I love what this story tells me about curiosity, problem solving, and serendipity. The same kind of trees grew in China, Japan, and North America, for millions of years. How did the seeds travel so far? Were the continents closer then? What if that scientist hadn’t send those particular seeds to that particular guy?
So much is going on here in Portland! The rains have started for sure, with two and a half inches just this past weekend. As the leaves fall in Laurelhurst Park, what was the darkest part of the park is becoming the lightest, with a thin veil of yellow leaves creating a wonderful light.
The weather is getting colder, hovering about 48 degrees at night and 55 degrees during the day. All this means adjustments have to be made.
The city is keeping up with the leaves by using giant, ride-on lawn vacuums to clean the paths in our Laurelhurst Park, because all the leaves get slippery and really dangerous to walk on when they start to rot. This picture shows the difference between a clean path, and a not-clean path.

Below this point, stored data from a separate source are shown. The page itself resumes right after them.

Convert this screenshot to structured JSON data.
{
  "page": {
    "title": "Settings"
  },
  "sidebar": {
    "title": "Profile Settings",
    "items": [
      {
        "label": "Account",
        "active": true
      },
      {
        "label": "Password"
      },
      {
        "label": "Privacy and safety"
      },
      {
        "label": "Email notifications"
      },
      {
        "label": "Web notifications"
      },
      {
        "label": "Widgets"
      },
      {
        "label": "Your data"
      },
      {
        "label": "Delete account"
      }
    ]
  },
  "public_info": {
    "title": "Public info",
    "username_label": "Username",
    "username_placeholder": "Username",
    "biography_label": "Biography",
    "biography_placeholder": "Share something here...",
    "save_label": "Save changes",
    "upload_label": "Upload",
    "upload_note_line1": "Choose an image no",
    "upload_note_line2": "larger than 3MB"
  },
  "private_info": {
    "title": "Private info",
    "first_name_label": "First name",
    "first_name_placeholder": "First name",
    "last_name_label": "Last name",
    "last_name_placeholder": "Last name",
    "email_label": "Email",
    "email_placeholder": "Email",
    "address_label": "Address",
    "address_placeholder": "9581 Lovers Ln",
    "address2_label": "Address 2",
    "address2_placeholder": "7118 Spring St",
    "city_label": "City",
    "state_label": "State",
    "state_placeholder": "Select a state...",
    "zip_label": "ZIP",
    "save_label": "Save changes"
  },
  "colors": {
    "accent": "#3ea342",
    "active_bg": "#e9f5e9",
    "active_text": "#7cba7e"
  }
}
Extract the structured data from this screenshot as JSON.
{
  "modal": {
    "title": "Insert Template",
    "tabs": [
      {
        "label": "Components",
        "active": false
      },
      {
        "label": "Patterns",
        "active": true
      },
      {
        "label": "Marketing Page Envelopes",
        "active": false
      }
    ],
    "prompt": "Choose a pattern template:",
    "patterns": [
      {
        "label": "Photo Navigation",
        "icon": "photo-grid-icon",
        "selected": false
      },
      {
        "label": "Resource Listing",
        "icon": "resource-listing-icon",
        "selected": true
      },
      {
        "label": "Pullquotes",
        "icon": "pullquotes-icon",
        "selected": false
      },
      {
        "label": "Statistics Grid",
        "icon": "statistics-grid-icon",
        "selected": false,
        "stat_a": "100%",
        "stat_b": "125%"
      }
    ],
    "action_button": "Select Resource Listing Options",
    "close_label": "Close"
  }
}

There is also a truck that drives through Lone Fir Cemetery and blows the leaves and chestnuts off the paths, and ride-on mowers that mow the grass and vacuum up the leaves off the graves.
At our house, we are getting ready for colder weather, too. We found some big saucers to put our potted geraniums on inside, because the freezing weather that is coming will be too cold for them to stay on the back stairs. These are Great Grandma Billie’s geraniums, and I love them very much and want to protect them. We have also put matches, candles and flashlights on the counters, just in case we have a blackout from trees falling on power lines.
Plants and animals are adjusting, too. The old Labrador down the street is spending less time on her porch, ferns are growing out of the bark on almost every tree, and moss is blooming on stone walls, sidewalk cracks, and tiny libraries. Mushrooms are springing up at the bases of trees.
Oh, and remember the linden trees? They smelled so pretty and gave us shade? Well now, they are making berries for the birds. The petals, instead of falling off, have become thick and waxy, with beautiful blue berries in the center. Amazing!
All these changes are fun to watch, because I don’t know what’s coming next! But I will tell you about it, whatever it may be.